You asked if it was possible to save a marriage after cheating. What many people have been trying to tell you is that yes, it can be possible but it takes putting your own needs on the back burner, making sacrifices, prioritising your partner, a huge amount of empathy…..none of which you seem capable of.

Rather than demonstrating how you intend to do these things when people have explained this clearly to you, all you’ve done is engaged in defensive arguments about the semantics of love or made pointless analogies which minimise your guilt, and even a flowchart, endlessly talking about your needs and your experience. I asked you what about a flowchart for your spouse and even then you replied with a new imaginary flowchart centred around your desire not to go on this holiday. Your experience. Your needs. Again. You’ve barely mentioned your husband or what he is going through, what he feels or wants or given any indication of empathy at all. You are almost clinical about the whole thing.

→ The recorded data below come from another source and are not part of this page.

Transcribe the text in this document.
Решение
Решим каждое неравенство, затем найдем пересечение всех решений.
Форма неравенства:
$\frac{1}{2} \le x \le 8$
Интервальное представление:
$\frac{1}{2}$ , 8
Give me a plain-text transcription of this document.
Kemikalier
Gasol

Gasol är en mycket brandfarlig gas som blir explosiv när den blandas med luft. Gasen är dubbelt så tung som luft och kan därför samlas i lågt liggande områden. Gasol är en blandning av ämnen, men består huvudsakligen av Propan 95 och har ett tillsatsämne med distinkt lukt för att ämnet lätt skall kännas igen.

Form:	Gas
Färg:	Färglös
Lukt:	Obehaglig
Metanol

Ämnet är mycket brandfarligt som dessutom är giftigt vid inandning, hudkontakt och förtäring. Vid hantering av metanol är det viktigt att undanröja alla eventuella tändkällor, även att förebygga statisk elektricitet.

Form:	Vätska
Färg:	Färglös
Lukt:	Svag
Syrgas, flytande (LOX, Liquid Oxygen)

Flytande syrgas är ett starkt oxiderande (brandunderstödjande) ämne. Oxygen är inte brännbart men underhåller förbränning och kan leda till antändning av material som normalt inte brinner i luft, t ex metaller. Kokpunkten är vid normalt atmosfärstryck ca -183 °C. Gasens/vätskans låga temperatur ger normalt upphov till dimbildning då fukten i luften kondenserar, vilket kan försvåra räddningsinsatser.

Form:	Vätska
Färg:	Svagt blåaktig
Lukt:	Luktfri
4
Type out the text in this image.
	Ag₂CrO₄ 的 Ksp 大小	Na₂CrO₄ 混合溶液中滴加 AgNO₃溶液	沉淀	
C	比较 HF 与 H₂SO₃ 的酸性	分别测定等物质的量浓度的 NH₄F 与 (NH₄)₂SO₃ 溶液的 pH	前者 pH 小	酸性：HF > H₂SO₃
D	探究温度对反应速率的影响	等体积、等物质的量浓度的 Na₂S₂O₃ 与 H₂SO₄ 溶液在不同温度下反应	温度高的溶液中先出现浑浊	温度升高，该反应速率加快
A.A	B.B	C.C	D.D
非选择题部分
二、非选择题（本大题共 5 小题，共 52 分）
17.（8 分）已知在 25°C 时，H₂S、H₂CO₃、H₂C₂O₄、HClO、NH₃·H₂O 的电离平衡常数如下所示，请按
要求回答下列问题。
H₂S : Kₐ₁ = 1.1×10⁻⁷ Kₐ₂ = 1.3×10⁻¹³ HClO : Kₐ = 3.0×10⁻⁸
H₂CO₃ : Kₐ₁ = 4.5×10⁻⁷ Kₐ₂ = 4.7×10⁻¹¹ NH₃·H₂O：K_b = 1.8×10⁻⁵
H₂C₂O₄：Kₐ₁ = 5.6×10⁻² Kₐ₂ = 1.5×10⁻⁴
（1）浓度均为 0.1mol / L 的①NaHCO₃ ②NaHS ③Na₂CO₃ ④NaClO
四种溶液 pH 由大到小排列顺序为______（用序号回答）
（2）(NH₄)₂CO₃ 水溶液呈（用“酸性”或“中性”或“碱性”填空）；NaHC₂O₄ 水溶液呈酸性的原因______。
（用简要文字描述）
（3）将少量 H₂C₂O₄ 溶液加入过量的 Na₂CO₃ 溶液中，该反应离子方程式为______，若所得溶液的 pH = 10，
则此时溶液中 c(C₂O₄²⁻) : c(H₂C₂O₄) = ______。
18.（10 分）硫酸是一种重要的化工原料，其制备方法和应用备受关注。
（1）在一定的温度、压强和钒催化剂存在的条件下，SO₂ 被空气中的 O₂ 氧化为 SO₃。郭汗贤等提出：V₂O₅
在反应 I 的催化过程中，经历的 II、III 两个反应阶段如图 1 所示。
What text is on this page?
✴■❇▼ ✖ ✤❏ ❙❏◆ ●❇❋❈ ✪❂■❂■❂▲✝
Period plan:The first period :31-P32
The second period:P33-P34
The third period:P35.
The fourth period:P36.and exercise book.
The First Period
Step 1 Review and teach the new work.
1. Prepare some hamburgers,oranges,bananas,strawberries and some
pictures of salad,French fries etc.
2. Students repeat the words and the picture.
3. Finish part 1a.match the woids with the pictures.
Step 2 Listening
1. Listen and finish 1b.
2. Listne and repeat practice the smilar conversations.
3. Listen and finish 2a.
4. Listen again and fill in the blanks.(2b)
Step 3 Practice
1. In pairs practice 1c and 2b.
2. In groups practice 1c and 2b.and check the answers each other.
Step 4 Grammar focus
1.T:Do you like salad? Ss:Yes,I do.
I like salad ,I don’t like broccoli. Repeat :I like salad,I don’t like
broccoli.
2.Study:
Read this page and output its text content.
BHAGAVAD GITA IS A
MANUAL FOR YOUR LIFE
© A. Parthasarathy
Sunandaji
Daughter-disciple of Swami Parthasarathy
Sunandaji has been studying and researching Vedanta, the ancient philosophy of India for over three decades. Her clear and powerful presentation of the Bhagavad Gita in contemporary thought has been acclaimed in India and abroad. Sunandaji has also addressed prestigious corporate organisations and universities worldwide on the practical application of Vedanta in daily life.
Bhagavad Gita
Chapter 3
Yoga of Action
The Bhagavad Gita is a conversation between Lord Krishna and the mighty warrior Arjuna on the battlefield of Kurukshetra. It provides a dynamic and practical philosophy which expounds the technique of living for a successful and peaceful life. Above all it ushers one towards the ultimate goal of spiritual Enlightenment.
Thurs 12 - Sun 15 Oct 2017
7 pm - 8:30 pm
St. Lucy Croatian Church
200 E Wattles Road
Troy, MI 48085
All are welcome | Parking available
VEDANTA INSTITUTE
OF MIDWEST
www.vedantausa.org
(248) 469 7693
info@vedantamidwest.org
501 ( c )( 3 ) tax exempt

You’ve had an opportunity to show your partner how you can put your needs to the back on go on this little holiday they wanted with the kids, but instead you chose to decline and offered them options where they could go alone, with others or somewhere YOU liked. There simply wasn’t an option of you doing what they wanted. You even gloated how right you were that they were indeed having a stressful time, just as you said! Well done you.

I’m sorry but I don’t believe your spouse should enter into therapy with you. I think you’ll make it all about you and pay lip service only to hearing their narrative. I don’t think you’re capable of what is needed. You clearly have one lens and it is firmly centred on yourself, as every one of your posts has shown.

FlayOtters · 19/08/2025 18:21

TreadingTrepidatious · 19/08/2025 18:16

Well, there’s “turning them on” and then there’s getting them to be enamoured or obsessed with you. It’s such a thrill to do that

ew. ok I said I couldn't stop reading but I think I'm done. You're either rank or crazy or both.